In the latest in our series of blogs, Commissioner Mary Alexander welcomes the value of our essential workers being recognised.
The interim findings of the Edinburgh Poverty Commission have highlighted the good, the bad and the downright ugly side of COVID-19. Our hearts go out to the many families who have lost a loved one to the pandemic which has swept through Scotland and beyond. It has touched everyone in some way with illness, mortality and increased poverty, clear markers of the pandemic in our communities. Alongside this darkness, a light has been shone on the fundamentals in our society. There has been a positive flourishing of humanity as local communities came together to support each other in mutual aid and at long last there is recognition of the value of our essential workers in health and social care, refuse collectors, delivery drivers and Lothian bus drivers – all of which offers the opportunity of a fundamental rethink of the way we do business, and the way we live and work in twenty-first century Scotland.
The way people work is likely to change with more flexible and homebased work becoming widespread. There will be less demand for office space, but we should be cautious about this. Homeworking can lead to isolation with evidence suggesting loneliness is more dangerous than obesity and more damaging to health than smoking 15 cigarettes a day.
In Edinburgh, the city is in crisis as thousands of people have lost their job and thousands more are at risk of redundancy. Job vacancies in Edinburgh are down by 60% between March and June – the third biggest drop in Scotland and Edinburgh has seen the fastest growth rate for unemployment benefit claimants in Scotland. According to HMRC, 628,000 workers have been furloughed across Scotland with Edinburgh, Fife, Glasgow and Lanarkshire – among the worst affected council areas. Whilst the UK government’s Job Retention Scheme (JRS) is laudable and has provided a lifeline for many businesses and workers, the longer COVID-19 remains prevalent, the more precarious the prospects are for businesses and the job security of Scottish workers.
In the last week, Edinburgh Airport has announced hundreds of job losses in airline and support services. In addition, there has been a major problem for workers initially out with the scope of the JRS such as construction workers on exploitative umbrella contracts or taxi drivers whose livelihood was taken away in one fell swoop. Many are navigating their way through the tortuous process for claiming Universal Credit for the first time or applying to the Scottish Welfare Fund for a crisis grant.

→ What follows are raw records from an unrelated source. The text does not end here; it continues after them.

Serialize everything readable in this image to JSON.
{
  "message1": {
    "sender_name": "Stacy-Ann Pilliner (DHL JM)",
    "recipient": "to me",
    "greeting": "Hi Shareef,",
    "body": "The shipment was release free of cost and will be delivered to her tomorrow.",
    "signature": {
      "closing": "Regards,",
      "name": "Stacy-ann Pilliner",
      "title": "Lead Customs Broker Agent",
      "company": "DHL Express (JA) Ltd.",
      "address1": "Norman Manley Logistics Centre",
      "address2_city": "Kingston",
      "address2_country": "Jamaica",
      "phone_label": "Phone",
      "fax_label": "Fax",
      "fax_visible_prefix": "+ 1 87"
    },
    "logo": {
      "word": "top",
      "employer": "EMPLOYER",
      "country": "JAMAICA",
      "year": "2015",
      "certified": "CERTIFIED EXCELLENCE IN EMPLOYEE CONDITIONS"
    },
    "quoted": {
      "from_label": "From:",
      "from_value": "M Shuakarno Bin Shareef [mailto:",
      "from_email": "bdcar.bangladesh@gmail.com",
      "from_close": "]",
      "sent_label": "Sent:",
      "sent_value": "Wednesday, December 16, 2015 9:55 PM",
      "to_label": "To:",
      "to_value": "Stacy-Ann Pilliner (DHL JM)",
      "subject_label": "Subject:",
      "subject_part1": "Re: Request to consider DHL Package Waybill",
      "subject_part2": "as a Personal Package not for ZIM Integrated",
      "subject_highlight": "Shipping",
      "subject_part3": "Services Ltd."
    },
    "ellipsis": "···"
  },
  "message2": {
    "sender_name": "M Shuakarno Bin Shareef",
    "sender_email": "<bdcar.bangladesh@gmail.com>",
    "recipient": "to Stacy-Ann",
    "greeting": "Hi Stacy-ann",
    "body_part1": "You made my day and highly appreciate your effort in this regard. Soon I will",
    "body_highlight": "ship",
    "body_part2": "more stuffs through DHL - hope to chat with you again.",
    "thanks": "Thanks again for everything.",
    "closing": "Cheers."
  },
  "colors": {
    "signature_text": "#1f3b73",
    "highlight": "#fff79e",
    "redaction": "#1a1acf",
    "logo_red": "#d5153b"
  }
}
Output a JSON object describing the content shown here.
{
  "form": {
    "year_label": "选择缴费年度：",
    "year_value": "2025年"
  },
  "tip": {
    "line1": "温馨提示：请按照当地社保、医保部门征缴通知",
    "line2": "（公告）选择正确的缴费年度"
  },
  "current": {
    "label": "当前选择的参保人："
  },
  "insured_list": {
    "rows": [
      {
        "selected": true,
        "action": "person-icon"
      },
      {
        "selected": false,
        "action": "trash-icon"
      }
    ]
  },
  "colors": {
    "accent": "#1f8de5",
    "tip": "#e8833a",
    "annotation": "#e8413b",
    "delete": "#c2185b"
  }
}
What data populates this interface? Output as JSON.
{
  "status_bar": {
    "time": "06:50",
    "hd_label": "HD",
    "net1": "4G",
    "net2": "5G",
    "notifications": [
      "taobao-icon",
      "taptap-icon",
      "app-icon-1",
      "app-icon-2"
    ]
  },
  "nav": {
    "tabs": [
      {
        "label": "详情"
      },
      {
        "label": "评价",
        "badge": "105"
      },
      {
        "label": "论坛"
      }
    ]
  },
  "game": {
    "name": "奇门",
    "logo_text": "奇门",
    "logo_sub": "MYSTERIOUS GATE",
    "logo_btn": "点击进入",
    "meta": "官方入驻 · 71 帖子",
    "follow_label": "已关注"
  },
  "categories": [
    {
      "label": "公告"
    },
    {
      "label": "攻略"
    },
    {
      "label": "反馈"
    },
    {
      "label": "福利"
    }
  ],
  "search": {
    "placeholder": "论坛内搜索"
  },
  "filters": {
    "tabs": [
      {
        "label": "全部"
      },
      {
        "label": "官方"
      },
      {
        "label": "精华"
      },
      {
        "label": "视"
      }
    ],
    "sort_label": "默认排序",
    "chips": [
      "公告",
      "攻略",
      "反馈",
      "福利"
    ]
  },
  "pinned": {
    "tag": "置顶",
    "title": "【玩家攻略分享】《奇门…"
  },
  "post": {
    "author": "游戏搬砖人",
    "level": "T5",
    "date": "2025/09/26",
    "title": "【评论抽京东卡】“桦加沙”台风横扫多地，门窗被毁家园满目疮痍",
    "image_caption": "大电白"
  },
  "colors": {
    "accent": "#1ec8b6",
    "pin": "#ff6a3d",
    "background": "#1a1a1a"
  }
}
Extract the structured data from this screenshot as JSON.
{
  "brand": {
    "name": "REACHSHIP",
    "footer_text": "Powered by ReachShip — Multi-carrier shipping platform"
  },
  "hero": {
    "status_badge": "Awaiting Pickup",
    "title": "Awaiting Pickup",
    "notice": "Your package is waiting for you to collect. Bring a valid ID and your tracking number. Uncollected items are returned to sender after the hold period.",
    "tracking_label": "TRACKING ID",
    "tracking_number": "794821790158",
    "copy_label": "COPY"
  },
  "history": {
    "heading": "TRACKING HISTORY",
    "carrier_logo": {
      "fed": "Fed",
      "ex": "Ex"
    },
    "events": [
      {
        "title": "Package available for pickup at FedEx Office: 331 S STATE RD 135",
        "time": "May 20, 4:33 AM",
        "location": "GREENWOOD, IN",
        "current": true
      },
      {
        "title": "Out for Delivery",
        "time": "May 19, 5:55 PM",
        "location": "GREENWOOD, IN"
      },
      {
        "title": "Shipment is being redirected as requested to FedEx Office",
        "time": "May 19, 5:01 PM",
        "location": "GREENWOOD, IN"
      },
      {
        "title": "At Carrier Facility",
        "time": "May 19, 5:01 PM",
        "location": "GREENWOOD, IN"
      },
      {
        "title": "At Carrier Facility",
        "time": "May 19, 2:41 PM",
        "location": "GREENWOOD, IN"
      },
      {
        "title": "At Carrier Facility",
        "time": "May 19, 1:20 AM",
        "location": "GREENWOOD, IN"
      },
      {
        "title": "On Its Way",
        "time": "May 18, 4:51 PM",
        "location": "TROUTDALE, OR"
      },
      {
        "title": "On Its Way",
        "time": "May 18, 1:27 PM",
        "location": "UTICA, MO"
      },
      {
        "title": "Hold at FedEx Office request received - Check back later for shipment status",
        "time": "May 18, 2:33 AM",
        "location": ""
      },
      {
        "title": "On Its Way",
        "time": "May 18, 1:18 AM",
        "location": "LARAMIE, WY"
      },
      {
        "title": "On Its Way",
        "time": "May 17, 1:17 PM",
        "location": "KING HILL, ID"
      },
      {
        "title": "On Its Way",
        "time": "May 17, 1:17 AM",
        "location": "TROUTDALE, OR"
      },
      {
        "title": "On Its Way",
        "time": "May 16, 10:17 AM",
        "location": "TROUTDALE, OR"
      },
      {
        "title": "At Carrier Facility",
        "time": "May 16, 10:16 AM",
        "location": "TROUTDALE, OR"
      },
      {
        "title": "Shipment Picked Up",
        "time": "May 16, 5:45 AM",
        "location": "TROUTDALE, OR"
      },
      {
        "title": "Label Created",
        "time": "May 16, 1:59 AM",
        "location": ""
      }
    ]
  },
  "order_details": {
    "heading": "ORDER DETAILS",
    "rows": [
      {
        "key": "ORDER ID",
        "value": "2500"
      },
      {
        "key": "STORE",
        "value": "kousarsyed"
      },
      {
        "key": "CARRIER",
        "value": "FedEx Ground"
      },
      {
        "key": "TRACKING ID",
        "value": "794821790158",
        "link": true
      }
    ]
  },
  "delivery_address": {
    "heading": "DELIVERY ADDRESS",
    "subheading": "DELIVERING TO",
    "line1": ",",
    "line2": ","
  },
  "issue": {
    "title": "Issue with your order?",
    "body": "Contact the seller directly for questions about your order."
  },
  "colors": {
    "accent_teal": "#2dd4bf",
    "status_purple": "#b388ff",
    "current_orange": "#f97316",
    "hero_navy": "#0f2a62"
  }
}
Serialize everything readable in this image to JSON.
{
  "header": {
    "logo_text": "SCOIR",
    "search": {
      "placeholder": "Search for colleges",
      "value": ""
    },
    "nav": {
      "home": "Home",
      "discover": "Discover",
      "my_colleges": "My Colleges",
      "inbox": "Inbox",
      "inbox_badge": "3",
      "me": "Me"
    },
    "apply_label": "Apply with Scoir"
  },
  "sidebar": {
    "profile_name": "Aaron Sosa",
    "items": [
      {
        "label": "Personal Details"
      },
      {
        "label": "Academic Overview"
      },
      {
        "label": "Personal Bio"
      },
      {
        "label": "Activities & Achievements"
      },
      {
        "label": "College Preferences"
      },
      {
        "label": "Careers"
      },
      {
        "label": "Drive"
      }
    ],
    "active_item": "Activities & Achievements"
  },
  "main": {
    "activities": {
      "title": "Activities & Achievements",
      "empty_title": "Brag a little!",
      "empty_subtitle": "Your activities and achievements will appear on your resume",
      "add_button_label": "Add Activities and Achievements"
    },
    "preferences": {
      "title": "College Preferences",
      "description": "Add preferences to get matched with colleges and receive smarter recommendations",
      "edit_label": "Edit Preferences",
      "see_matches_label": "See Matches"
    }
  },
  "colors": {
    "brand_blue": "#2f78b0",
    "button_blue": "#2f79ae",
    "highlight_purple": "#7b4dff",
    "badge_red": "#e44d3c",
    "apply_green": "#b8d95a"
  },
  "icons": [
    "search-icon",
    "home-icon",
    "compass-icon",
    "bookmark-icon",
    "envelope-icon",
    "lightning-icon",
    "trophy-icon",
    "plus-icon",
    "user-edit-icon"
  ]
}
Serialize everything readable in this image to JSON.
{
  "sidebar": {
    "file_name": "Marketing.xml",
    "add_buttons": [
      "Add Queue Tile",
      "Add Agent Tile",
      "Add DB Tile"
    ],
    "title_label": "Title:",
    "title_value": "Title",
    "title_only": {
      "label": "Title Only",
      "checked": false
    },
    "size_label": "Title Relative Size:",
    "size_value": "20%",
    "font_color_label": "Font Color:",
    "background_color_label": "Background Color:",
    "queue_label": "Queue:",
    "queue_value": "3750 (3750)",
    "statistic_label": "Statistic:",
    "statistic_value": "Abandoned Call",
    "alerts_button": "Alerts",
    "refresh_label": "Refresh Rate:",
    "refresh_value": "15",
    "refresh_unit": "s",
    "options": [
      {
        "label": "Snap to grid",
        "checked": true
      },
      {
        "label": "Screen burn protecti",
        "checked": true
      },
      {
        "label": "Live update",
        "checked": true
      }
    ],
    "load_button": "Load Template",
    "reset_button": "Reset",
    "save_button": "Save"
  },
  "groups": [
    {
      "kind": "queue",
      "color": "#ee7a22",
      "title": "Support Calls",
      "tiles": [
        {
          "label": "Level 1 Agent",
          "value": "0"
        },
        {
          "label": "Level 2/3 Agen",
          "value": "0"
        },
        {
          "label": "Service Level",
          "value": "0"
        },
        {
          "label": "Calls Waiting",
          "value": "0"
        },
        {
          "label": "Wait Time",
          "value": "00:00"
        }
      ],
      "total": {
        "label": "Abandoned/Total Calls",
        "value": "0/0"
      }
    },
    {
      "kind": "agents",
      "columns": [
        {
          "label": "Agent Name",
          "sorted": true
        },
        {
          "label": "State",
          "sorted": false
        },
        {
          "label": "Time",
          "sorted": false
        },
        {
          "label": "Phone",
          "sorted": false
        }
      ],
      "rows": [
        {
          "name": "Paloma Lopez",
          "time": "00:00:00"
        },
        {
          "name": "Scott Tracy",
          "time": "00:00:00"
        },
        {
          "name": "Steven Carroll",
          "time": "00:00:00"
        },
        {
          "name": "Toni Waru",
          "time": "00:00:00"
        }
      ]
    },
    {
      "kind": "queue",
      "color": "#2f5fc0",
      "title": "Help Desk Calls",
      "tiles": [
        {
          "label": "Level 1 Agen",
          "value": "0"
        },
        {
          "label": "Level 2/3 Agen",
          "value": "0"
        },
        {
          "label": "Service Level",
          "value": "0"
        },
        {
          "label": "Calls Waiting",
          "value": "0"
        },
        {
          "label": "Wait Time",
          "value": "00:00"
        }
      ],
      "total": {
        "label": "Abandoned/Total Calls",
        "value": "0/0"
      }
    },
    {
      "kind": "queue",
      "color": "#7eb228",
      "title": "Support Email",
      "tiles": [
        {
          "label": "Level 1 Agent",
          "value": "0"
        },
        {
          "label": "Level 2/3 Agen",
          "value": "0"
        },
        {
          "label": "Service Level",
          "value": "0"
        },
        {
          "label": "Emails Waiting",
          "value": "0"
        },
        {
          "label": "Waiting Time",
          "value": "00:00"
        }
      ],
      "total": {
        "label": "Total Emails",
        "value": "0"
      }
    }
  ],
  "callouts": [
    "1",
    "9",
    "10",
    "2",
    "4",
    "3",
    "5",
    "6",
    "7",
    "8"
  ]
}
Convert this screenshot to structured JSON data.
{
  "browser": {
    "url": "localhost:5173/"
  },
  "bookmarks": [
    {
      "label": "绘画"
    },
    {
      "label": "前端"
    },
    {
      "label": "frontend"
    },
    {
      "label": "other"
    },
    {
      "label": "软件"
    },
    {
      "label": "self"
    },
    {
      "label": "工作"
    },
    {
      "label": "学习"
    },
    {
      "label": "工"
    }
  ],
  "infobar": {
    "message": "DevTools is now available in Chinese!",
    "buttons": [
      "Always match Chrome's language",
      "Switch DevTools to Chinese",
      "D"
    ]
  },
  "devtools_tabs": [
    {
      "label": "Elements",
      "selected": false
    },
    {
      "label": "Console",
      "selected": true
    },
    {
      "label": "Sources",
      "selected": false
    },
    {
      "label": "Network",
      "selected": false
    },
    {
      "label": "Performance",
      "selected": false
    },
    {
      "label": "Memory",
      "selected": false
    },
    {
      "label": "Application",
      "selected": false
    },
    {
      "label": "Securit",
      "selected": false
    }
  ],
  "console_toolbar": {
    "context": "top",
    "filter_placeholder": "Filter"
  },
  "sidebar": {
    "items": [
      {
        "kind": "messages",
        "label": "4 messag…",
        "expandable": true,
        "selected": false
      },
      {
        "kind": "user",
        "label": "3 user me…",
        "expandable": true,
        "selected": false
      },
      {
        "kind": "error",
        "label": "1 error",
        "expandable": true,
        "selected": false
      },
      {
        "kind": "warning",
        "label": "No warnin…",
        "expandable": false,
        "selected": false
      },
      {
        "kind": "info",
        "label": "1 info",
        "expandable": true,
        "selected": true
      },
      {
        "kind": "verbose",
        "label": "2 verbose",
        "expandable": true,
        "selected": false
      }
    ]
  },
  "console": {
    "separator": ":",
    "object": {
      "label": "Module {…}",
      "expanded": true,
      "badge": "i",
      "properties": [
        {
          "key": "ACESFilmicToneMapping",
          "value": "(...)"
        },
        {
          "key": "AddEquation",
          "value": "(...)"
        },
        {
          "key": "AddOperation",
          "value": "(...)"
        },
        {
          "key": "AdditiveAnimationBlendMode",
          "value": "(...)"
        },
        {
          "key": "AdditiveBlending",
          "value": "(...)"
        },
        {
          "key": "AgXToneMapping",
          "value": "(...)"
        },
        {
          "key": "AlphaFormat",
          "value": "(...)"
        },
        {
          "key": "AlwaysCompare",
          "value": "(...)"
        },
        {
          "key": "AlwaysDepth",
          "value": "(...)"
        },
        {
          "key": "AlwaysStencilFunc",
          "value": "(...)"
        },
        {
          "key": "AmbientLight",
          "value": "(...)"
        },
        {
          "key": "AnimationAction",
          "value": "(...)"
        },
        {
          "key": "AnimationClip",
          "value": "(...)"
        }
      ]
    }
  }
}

The hospitality and aviation sector upon which Edinburgh thrives has been placed on life support with the streets of the once bustling and joyous city strangely empty. These are likely to be viable businesses when the economy recovers, but it may take a long time. The virus has shone a light on unfair work practices such as zero-hours contracts and bogus self-employment and exposed a need to rethink employment practices and introduce a Fair Work agenda, as promoted by the Scottish Government. Behind this collapse in livelihoods lie some truly heart-breaking stories of families thrown into severe financial difficulty. Particularly difficult is the number of employers who are taking people off furlough and making them redundant, which appears to be a growing trend if BA is anything to go by. There are in addition companies who inexplicably choose not to furlough their workers.
As a trade union official for Unite the Union working in Edinburgh, I have witnessed our office overwhelmed with demands for advice and information on individual and collective rights and the responsibilities of employers throughout the pandemic. It is incumbent on us all to work together to ensure serious long-term action is taken to protect jobs and incomes as they are doing across the Channel with two years support to help workers and businesses get up and running again. It’s a mistake to end furlough for key sectors of the economy struggling to recover going into the winter and the Chancellor’s recent announcement of a £1,000 job retention bonus falls somewhat short of the long term action needed to support our strategic industries.